Integration with Other Data Sources
LiDAR works best when combined with other information. Multispectral or hyperspectral imagery captures different aspects of forest health, showing stress through changes in leaf colour and chlorophyll content before structural changes occur.
Ground truthing remains essential. Field teams need to verify what the LiDAR data suggests, identifying specific pest species, assessing actual tree health, and collecting samples for laboratory analysis. The technology changes what field crews do, not whether they’re needed.
Some forestry operations are experimenting with repeat LiDAR surveys at regular intervals to create time-series data. Watching how forest structure changes over months or years provides insight into growth rates, mortality patterns, and the progression of pest impacts. This temporal dimension adds significant value but also multiplies data management challenges.
Cost and Accessibility
LiDAR surveys aren’t cheap, but the costs have dropped substantially. What cost tens of dollars per hectare a decade ago might now be under a dollar for basic surveys. Drone-mounted LiDAR systems are bringing the technology within reach of smaller forestry operations that couldn’t afford aerial surveys.

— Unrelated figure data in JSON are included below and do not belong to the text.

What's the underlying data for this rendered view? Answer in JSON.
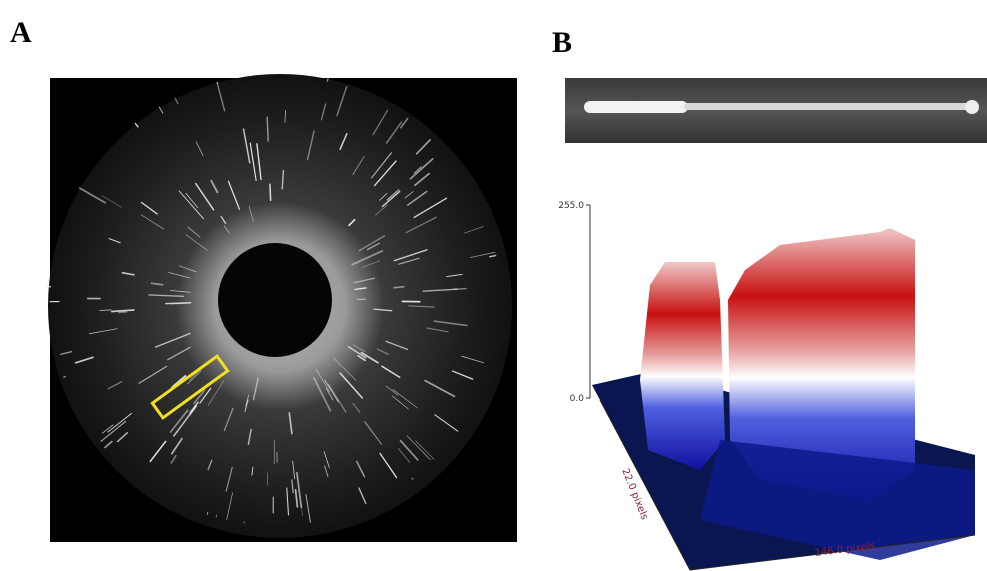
{
  "panel_a": {
    "label": "A"
  },
  "panel_b": {
    "label": "B",
    "surface_plot": {
      "z_max_label": "255.0",
      "z_min_label": "0.0",
      "y_axis_label": "22.0 pixels",
      "x_axis_label": "146.0 pixels"
    }
  }
}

The real cost often isn’t the data collection but the analysis. Making sense of millions of laser returns requires skills that are still relatively rare in forestry. This is changing as universities include LiDAR analysis in forestry programs and as software becomes more user-friendly, but there’s still a significant learning curve.
For large public forestry estates, the investment makes clear sense. The ability to monitor forest health across entire regions, detecting problems early and planning responses effectively, justifies the cost many times over. For smaller private forests, the calculation is more complex, but collaborative approaches where multiple landholders share survey costs are making it more accessible.
LiDAR has fundamentally changed how we understand forests at landscape scales. It’s not replacing traditional forestry knowledge or field work, but it’s providing a new dimension of information that makes both more effective. As the technology continues improving and costs keep falling, it’ll become as standard as GPS and GIS already are.